It’s Time to Release the Emotions You’ve Kept Quiet
Sometimes you want to run around like a wolf and climb up the highest mountain so you can howl and shout everything you’ve kept quiet, all the stuff you’ve hidden inside and never said. When you do so, all of the indecision, false appearances, and fears about what other people will say will become nothing more than an annoying mist to be cleared up.
We live in a culture that resists emotion. So much so that when children reach the age of 5, they already start to develop certain repression mechanisms: they contain their tears, guard their words, and lower their faces, thereby fulfilling one of the commands of the adult world: “don’t cry, don’t speak, don’t express yourself.”
“Half the world is composed of people who have something to say and can’t, and the other half who have nothing to say and keep on saying it.”
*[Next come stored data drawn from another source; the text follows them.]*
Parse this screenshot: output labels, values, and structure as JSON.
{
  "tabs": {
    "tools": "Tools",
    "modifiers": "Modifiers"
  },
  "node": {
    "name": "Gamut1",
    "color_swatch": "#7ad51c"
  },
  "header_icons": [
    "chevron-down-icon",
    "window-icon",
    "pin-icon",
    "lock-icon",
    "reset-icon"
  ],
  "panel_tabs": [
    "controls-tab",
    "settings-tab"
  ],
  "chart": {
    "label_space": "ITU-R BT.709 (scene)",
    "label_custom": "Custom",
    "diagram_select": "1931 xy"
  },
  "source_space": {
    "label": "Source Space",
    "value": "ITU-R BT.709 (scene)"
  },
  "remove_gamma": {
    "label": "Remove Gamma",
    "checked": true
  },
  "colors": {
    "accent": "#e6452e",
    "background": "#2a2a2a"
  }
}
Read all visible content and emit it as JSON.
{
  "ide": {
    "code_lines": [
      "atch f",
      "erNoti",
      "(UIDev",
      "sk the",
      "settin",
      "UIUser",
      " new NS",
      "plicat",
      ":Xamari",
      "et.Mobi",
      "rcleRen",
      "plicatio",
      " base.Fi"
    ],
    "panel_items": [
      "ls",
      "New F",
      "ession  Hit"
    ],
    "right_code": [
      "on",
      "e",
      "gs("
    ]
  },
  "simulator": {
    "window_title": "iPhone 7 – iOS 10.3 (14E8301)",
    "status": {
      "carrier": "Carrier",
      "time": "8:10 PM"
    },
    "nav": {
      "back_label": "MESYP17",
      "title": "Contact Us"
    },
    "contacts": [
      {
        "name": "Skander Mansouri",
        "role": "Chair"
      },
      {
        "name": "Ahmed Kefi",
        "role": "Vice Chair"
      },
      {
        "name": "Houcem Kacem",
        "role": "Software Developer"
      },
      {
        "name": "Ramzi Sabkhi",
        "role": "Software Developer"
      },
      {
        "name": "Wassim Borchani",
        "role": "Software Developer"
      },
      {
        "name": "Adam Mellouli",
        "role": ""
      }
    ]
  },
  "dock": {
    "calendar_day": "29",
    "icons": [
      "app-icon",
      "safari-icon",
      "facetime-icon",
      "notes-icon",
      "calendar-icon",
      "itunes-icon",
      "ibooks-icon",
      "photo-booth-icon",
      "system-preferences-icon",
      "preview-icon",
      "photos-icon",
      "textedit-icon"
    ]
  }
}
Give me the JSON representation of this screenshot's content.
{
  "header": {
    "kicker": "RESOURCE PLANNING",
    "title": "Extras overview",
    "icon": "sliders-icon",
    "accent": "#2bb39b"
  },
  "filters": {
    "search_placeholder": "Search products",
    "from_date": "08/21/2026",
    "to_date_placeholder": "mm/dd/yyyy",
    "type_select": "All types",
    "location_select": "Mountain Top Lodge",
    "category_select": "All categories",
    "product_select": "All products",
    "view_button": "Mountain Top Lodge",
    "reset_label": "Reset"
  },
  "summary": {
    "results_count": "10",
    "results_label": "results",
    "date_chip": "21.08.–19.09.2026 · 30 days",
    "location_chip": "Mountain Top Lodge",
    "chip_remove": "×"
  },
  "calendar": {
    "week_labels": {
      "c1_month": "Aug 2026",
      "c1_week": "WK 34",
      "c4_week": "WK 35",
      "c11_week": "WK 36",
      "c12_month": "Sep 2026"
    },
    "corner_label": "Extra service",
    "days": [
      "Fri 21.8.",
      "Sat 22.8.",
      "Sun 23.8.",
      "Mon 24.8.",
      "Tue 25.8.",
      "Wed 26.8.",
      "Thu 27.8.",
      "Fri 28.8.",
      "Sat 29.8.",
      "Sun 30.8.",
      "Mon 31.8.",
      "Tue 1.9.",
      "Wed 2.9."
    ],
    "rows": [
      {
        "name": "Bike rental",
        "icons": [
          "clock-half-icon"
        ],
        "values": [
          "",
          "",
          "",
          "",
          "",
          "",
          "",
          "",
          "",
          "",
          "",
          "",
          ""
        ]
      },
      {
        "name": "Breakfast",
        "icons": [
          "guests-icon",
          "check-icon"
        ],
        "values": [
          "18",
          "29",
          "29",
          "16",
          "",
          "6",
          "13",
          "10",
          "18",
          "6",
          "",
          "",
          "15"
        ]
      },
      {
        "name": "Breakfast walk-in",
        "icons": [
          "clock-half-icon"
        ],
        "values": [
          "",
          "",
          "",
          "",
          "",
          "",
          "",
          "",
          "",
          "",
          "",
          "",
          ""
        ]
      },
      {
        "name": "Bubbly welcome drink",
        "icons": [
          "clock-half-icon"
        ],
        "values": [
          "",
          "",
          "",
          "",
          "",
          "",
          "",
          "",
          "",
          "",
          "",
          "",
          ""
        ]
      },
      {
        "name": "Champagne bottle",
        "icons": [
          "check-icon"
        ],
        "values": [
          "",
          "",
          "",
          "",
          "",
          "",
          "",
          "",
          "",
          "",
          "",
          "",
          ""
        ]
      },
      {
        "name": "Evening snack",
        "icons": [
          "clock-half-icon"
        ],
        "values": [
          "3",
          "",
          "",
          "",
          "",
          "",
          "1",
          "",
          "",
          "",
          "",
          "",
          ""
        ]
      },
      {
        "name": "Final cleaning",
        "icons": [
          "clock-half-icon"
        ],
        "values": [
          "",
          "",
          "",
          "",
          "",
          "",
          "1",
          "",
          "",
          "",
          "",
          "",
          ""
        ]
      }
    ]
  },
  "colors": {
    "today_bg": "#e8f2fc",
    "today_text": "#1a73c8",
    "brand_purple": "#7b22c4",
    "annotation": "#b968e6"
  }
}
There are multiple consequences of becoming part of the culture of imprisoned emotions from such a young age. You don’t just grow up a slave to silence. Children who are trained to bury their emotions often end up finding outlets to express what they’ve kept quiet, and aggression, anger, and defiance often emerge through these channels.
Sigmund Freud said that the mind is like an iceberg. Only a seventh of it emerges above the water, and the rest lies beneath the surface, submerged in an icy universe that contains everything that’s left unsaid, everything that’s been repressed, and all the words that you’ve chosen to keep quiet, fearing the consequences that would arise in the complicated public sphere.
Walking on a tightrope
When people you know ask “Is everything okay? You seem off,” you’ve probably responded with a forced “no, no, I’m fine, everything’s fine,” on more than one occasion. When we say things like this, we’re resigning to withdrawal by using a formality that everyone uses: false appearances. Because nobody cares that our broken parts are hanging by a string, because we think that emotional pain is for our private lives only.
However, the real problem often comes from our own inability to vent in front of the people we’re not really close to. We don’t do it because we think that showing pain, annoyance, or concern means we’ve lost control of ourselves.
In some way, revealing our unhappiness over a specific event to our partners or family members can lead to a sort of co-dependence; that is, we feel more responsible for how they’ll react to our own circumstances.
Valuing their reactions more than the problem itself causes us to leave things the way they are. We keep quiet for so long that we don’t care about enduring a little more suffering. We normalize suffering like someone who takes a simple painkiller for a traumatic wound, or who offers water to someone who’s drowning.
This isn’t the right way to handle it. Nobody can walk on an endless tightrope, because sooner or later the rope will break and they’ll fall. Logically, the higher you climb like this, the harder you’ll hit when you fall.
You deserve to be free
This is an interesting fact that’s worth remembering: when something upsets you, hurts you, or bothers you, such as a sharp insult, the brain takes only 100 milliseconds to react emotionally. Then, in only 600 milliseconds, it registers this emotion in the cerebral cortex.
When you tell yourself things like “what they said doesn’t affect me, I’m going to act like I don’t care,” it’s already too late, because your brain mechanisms have already encoded the emotional impact. If you try to register it in a different way, you’re just deceiving yourself and wasting useless energy and resources that you could be investing in other strategies.
We’ve been taught for a long time that it’s bad to show our true emotions, that people who tell the truth are aggressive, and that it’s always better to use subtle lies before you say a bitter truth aloud. But that’s not true. You can be assertive without being aggressive. And it would be good to start challenging the traditional idea that emotion is the opposite of reason, because that’s also not true.
Allowing yourself to fully experience your feelings will help you understand your needs. It sheds light on spaces of thought that we often fill with false ideas, such as, “if I endure a little bit more, things can get better,” “I don’t care about what they said, better to just act like nothing happened.” Fully understanding, listening to, and feeling your emotions is a vital need that you must practice every day.
We should practice the art of assertiveness, the healthy exercise of expressing how we feel and what we deserve. We should howl at the moon, shout to the night and day about who we are, what we need, and what we’re worth. Enough with prioritizing other people’s emotions over our own all the time. It’s time to live without fear.